MORGANTOWN — The state Public Service Commission is reviewing a set of proposed rules for testing fire hydrants submitted by a task force. The PSC’s Consumer Advocate Division offered its endorsement of the rules this week, and a state delegate who played a driving role in the statewide effort suggested some tweaks.

The PSC opened a general investigation into hydrant safety in June 2023 at the request of the governor, following a Charleston house fire where three hydrants in the vicinity couldn’t produce a flow of water to deal with the fire. It then created the Fire Hydrant Maintenance and Testing Task Force in March and charged it with crafting rules for maintenance and testing.

The task force submitted the proposed rules on July 1. PSC’s survey revealed there are 49,906 hydrants across the state, with 95% operated by utilities and 5% in private hands.

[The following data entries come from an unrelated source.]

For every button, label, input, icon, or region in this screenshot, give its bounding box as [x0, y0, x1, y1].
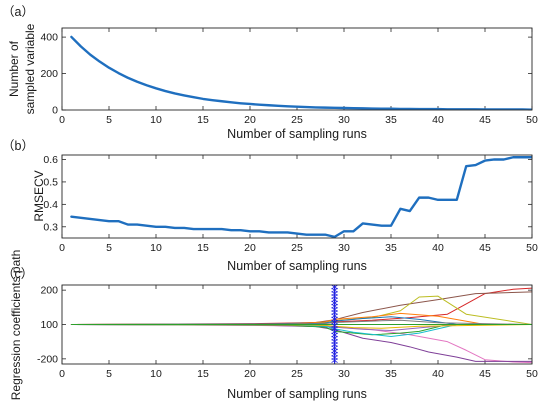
x-tick-label: 30 [338, 114, 350, 126]
y-tick-label: 0.3 [43, 221, 58, 233]
panel-a: （a） Number of sampled variable Number of … [2, 5, 538, 141]
panel-c-plot: 0 5 10 15 20 25 30 35 40 45 50 -200 100 200 [37, 284, 538, 380]
series-line-3 [70, 291, 532, 325]
x-tick-label: 25 [291, 114, 303, 126]
ylabel-line: sampled variable [23, 23, 37, 114]
series-line-7 [70, 324, 532, 338]
x-tick-label: 20 [244, 368, 256, 380]
y-tick-label: 200 [40, 68, 58, 80]
x-tick-label: 25 [291, 368, 303, 380]
x-tick-label: 0 [59, 242, 65, 254]
x-tick-label: 50 [526, 114, 538, 126]
panel-c: （c） Regression coefficients path Number … [2, 250, 538, 401]
panel-b-plot: 0 5 10 15 20 25 30 35 40 45 50 0.3 0.4 0.5 0.6 [43, 154, 538, 254]
x-tick-label: 45 [479, 368, 491, 380]
x-tick-label: 40 [432, 368, 444, 380]
x-tick-label: 45 [479, 114, 491, 126]
x-tick-label: 40 [432, 114, 444, 126]
panel-a-ylabel: Number of sampled variable [7, 23, 37, 114]
x-tick-label: 35 [385, 242, 397, 254]
y-tick-label: 0.4 [43, 199, 58, 211]
x-tick-label: 25 [291, 242, 303, 254]
series-line-6 [70, 312, 532, 325]
x-tick-label: 10 [150, 114, 162, 126]
x-tick-label: 30 [338, 368, 350, 380]
panel-b-label: （b） [2, 139, 34, 153]
x-tick-label: 5 [106, 114, 112, 126]
panel-a-xlabel: Number of sampling runs [227, 127, 367, 141]
y-tick-label: -200 [37, 353, 58, 365]
series-line-0 [70, 156, 532, 238]
series-line-0 [70, 35, 532, 110]
x-tick-label: 50 [526, 242, 538, 254]
x-tick-label: 20 [244, 114, 256, 126]
y-tick-label: 0.6 [43, 154, 58, 166]
x-tick-label: 30 [338, 242, 350, 254]
x-tick-label: 5 [106, 242, 112, 254]
ylabel-line: RMSECV [32, 170, 46, 221]
series-group [70, 287, 532, 364]
x-tick-label: 5 [106, 368, 112, 380]
selected-run-marker [331, 284, 338, 364]
panel-b-ylabel: RMSECV [32, 170, 46, 221]
y-tick-label: 400 [40, 32, 58, 44]
panel-c-label: （c） [2, 267, 33, 281]
panel-a-label: （a） [2, 5, 34, 19]
x-tick-label: 10 [150, 242, 162, 254]
x-tick-label: 0 [59, 368, 65, 380]
series-group [70, 156, 532, 238]
x-tick-label: 35 [385, 114, 397, 126]
y-tick-label: 0 [52, 105, 58, 117]
axes-frame [61, 284, 533, 365]
panel-c-ylabel: Regression coefficients path [9, 250, 23, 401]
ylabel-line: Number of [7, 40, 21, 97]
series-group [70, 35, 532, 110]
series-line-0 [70, 287, 532, 325]
x-tick-label: 20 [244, 242, 256, 254]
panel-b: （b） RMSECV Number of sampling runs 0 5 10 1… [2, 139, 538, 273]
axes-frame [61, 27, 533, 111]
x-tick-label: 15 [197, 368, 209, 380]
y-tick-label: 200 [40, 285, 58, 297]
panel-c-xlabel: Number of sampling runs [227, 387, 367, 401]
x-tick-label: 45 [479, 242, 491, 254]
x-tick-label: 50 [526, 368, 538, 380]
x-tick-label: 40 [432, 242, 444, 254]
ylabel-line: Regression coefficients path [9, 250, 23, 401]
axes-frame [61, 154, 533, 239]
panel-a-plot: 0 5 10 15 20 25 30 35 40 45 50 0 200 400 [40, 27, 538, 126]
x-tick-label: 10 [150, 368, 162, 380]
panel-b-xlabel: Number of sampling runs [227, 259, 367, 273]
x-tick-label: 15 [197, 242, 209, 254]
x-tick-label: 15 [197, 114, 209, 126]
y-tick-label: 100 [40, 319, 58, 331]
x-tick-label: 35 [385, 368, 397, 380]
series-line-2 [70, 324, 532, 362]
y-tick-label: 0.5 [43, 176, 58, 188]
x-tick-label: 0 [59, 114, 65, 126]
series-line-1 [70, 324, 532, 364]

Morgantown Utility Board has 557 hydrants, with 226 older than 50 years old, and another 219 it doesn’t know the age of because they came to MUB through acquiring other water systems. MUB doesn’t know the whole amount of privately owned hydrants but is aware of 103.

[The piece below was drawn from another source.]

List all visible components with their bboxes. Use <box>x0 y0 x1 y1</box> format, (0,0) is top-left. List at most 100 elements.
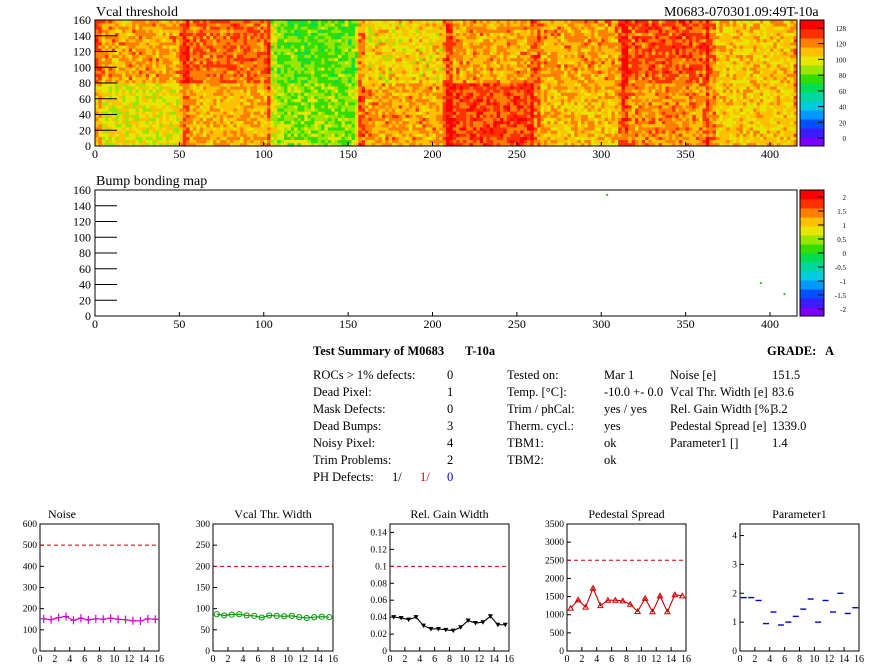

Utilities would have 12 months from the rules’ effective date to inspect all public fire hydrants and would have to inspect them annually thereafter.

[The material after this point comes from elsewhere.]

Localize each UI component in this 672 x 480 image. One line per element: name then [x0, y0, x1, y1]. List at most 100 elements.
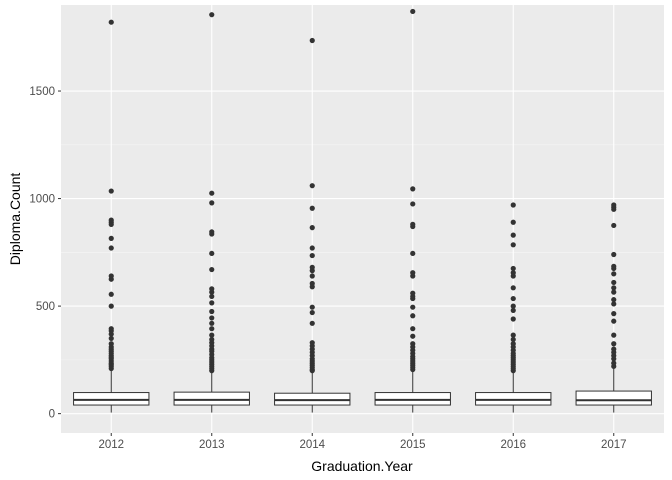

Two organizations — the American Water Works Association and the National Fire Protection Association — set practices and standards for hydrants, including flow testing. Utilities would be required to follow those and, where conflicts exist, choose one or the other.

Utilities would be required to maintain complete records for each public hydrant and file annual reports with the PSC.

There are two methods of flow testing, using either one or two hydrants, and utilities are free to choose which method they use.

CAD said this week that the two-hydrant method is the best, but the one-hydrant method is easier, requires less manpower and is preferred by some task force participants. And the one-hydrant method provides for the quickest means to get all hydrants tested.

“The public depends on reliable working fire hydrants to protect their homes and businesses,” CAD said. “The sooner an appropriate baseline can be determined for all fire hydrants, the better. And the identification and marking of non-working or deficient hydrants is the first order of business.

“CAD believes that the rule embodies a reasonable and appropriate compromise,” it said. “The single hydrant test can represent a minimum baseline test which should be performed on every hydrant at least every five years, and the more selective testing of multiple hydrants can be performed as needed, or on request. It is our opinion that the appropriate use of both testing methodologies, when deemed necessary, best promotes the overall public interest in having safe and reliable fire service throughout the state.”

Delegate Daniel Linville, R-Cabell, chairs the House Technology and Infrastructure Committee.

He submitted comments on the proposed rules this week. He first cautioned that the PSC should carefully review any proposal by a utility to recover costs incurred by abiding by the rules.

“It is incumbent that the public not be subjected to unreasonable charges by rate-regulated monopolies for essential services,” he said.

The rules are silent on liability, he said, but he hopes that they wouldn’t be changed to either absolve utilities from liability or create any new liability.

Linville noted that the rules allow fire departments to participate in flow testing and require 911 call centers to be notified of changes in hydrant status within 24 hours, but said the rules should require the call centers to notify the relevant fire departments of changes.

He said utilities should not be allowed to downgrade hydrants based on their flow rates. “We should not accept that a hydrant be simply downgraded in its flow rating to a sub-standard hydrant, instead of seeing that hydrant adequately repaired or maintained.”

And, he concluded, utilities should not be permitted to eliminate hydrants, or be prevented from replacing or moving them, regardless of the size of the pipes feeding them.